4.05.2010

TBMM

Kanat Atkaya'nın TBMM gözlemlerinden bir bölüm.

Şikâyetim var

Meclis’i halka şikâyet edeceğim birkaç konu var bu arada. Harikulade bahçe düzenlemesine, baharla coşan doğaya bayıldım. Ancak çevre bilinci sıfır! Bu kadar kâğıt harcanan bir yer görmedim ki mesleğim gazetecilik. Bari geri kazanılmış kâğıt kullansınlar ve diğer kurumlara örnek olsunlar. Müthiş bir kuşe ve birinci hamur israfı var.

Bahçede kedi yok

İkinci şikâyetim kedilerle ilgili. Kardeşim bu kadar tombul serçenin, telaşlı saksağanın ve hapasa yemek yiyen adamın yaşadığı bahçede hiç kedi olmaz mı? Köpeği kışkışlarsın fakat kedi bir şekilde girer. O bahçelerde bir toraman tekir, bir nazlı sarman, bir Kötü Kedi Şerafettin olmaz mı? Araştıracağım, inat ettim.

Her yerde yemek

Bir de çok yemek yiyorlar. Her yerde bir yemek faaliyeti var. Son olarak, kulise getirilen dondurmalı baklavayı gördükten sonra hepsinin niye göbekli olduğunu iyice anlamış oldum. Afiyet olsun da sağlığa zarardır bu kadarı.

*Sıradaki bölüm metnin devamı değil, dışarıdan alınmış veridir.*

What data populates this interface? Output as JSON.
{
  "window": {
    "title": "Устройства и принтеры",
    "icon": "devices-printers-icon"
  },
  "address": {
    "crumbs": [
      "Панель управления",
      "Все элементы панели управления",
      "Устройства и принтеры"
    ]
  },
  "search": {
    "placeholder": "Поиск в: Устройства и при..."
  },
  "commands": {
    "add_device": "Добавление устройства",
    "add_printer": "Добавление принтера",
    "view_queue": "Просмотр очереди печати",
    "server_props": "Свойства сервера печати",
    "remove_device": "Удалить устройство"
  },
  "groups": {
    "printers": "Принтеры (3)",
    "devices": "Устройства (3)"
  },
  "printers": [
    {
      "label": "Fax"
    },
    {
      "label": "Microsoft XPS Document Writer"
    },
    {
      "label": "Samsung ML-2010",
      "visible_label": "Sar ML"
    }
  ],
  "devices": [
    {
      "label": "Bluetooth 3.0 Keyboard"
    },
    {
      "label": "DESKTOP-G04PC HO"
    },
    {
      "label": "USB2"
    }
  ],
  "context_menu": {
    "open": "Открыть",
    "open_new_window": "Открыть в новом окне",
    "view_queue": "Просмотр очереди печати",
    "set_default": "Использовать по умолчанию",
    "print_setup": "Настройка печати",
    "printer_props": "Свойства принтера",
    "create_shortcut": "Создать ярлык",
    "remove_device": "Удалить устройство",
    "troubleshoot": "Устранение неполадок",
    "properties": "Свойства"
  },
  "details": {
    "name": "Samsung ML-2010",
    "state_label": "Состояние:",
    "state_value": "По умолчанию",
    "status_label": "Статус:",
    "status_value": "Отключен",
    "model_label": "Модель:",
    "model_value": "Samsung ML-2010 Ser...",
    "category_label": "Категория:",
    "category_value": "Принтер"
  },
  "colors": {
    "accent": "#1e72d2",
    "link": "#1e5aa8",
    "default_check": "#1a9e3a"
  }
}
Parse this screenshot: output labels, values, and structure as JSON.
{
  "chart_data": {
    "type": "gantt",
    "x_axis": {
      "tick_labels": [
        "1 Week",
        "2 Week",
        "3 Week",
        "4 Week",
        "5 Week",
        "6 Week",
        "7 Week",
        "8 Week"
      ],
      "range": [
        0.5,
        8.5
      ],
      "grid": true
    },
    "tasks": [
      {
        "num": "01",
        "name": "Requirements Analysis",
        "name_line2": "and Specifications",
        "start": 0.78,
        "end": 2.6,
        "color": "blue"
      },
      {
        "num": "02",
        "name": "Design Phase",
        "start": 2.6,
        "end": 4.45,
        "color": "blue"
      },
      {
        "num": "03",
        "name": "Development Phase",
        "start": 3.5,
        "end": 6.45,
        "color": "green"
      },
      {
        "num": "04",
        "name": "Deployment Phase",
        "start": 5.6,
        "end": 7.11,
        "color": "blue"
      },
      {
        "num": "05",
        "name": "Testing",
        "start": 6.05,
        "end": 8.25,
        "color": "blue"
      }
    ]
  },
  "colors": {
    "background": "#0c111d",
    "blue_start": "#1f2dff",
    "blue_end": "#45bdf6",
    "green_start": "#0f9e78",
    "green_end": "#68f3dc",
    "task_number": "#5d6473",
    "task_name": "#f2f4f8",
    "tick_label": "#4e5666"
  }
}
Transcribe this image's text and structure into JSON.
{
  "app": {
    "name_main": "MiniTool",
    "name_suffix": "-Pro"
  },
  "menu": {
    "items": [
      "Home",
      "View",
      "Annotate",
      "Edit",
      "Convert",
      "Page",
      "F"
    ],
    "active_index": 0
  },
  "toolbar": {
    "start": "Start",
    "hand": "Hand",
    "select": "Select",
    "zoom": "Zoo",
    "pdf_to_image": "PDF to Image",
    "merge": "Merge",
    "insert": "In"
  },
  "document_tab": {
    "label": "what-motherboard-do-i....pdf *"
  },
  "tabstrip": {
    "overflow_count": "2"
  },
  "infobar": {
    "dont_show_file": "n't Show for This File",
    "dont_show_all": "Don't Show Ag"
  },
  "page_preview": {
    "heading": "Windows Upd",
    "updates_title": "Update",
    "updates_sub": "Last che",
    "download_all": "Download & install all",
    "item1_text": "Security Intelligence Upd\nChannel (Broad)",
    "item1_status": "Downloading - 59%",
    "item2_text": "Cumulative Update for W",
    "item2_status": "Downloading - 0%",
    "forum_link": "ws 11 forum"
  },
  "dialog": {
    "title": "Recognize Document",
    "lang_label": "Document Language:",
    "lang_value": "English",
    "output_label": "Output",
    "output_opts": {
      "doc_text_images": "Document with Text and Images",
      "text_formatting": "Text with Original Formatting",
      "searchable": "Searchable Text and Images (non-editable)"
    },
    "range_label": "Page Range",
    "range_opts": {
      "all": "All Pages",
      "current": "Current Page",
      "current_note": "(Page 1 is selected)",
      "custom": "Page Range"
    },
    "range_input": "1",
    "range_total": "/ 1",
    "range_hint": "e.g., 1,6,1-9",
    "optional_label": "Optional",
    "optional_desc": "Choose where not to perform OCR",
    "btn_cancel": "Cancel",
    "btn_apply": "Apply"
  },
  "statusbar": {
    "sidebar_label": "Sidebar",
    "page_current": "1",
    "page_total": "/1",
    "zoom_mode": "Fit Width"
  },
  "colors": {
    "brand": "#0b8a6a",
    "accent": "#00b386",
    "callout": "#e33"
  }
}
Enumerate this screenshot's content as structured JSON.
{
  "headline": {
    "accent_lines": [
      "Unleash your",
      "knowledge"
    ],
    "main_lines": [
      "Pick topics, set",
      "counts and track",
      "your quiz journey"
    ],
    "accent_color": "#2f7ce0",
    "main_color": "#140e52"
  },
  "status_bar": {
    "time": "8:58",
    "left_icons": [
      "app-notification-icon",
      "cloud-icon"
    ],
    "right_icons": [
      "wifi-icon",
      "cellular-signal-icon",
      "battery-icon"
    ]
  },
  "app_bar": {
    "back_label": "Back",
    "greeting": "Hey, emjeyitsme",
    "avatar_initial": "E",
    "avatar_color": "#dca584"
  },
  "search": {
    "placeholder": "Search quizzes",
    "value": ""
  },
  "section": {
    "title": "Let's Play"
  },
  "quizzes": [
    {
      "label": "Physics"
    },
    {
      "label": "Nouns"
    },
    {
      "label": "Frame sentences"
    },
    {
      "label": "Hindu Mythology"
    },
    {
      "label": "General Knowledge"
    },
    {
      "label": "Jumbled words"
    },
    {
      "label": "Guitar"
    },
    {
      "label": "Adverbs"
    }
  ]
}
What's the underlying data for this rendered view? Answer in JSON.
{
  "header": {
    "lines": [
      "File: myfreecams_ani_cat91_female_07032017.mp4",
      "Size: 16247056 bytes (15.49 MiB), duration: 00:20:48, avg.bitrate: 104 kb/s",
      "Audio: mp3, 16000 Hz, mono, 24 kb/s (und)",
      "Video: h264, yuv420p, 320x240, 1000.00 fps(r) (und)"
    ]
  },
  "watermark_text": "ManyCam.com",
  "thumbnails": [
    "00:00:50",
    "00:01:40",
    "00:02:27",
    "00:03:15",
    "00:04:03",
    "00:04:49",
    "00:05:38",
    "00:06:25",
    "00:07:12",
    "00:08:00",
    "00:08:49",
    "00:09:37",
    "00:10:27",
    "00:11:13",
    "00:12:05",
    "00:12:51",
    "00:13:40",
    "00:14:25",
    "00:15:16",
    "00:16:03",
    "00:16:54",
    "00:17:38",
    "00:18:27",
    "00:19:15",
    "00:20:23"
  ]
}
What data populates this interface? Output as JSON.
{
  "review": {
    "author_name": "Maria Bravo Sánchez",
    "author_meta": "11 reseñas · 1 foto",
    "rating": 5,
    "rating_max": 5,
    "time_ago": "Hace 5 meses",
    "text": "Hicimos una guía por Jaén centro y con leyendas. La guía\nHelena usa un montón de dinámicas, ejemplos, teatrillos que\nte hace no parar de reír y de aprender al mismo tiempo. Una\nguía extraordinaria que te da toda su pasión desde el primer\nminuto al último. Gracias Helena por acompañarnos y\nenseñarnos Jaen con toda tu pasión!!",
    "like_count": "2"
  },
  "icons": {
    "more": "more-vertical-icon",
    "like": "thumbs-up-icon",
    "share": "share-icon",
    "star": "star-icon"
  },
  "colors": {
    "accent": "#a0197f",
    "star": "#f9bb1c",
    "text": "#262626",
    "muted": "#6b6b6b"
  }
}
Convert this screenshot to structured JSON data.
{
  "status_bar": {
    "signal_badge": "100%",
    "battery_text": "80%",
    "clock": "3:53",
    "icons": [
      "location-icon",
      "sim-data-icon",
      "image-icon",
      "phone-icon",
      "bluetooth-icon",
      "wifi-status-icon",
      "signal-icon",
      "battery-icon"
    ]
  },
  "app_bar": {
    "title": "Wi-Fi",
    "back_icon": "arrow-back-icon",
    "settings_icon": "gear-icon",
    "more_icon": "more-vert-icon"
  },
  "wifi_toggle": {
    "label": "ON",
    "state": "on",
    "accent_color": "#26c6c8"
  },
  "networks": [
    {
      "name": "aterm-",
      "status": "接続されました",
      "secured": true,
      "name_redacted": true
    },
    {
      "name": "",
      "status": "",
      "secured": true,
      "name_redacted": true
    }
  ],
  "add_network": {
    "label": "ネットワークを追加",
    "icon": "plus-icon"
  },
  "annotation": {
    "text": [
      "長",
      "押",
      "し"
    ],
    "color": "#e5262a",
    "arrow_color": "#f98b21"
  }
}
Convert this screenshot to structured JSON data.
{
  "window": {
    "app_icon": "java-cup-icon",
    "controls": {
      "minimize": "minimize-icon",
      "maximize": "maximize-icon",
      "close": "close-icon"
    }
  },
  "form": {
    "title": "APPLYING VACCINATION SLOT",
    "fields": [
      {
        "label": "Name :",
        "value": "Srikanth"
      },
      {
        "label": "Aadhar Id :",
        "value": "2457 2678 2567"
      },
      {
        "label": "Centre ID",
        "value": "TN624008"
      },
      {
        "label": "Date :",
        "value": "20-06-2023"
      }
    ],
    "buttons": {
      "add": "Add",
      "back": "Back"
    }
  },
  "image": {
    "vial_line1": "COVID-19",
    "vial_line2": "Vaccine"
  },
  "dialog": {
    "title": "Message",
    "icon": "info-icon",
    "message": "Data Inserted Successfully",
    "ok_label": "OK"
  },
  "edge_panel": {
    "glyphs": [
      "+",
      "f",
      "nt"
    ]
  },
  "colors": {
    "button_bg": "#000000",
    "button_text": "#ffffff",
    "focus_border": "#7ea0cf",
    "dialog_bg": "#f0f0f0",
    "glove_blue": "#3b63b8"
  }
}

Bir de itiraf. Hiç hoşlanmayacağımı düşünmüştüm, çok sevdim Meclis’i. Hatta dönünce özlediğimi fark edip kendimden ürktüm.

Vatandaşa yansıttıkları gerilimi oradayken hiç algılamadığımı da söylemeliyim. Zaten hepsinin bağı ayrı, bahçesi ayrı, kulisi ayrı.

Bizi de germeyin kardeşim o zaman, Allah Allaaaah!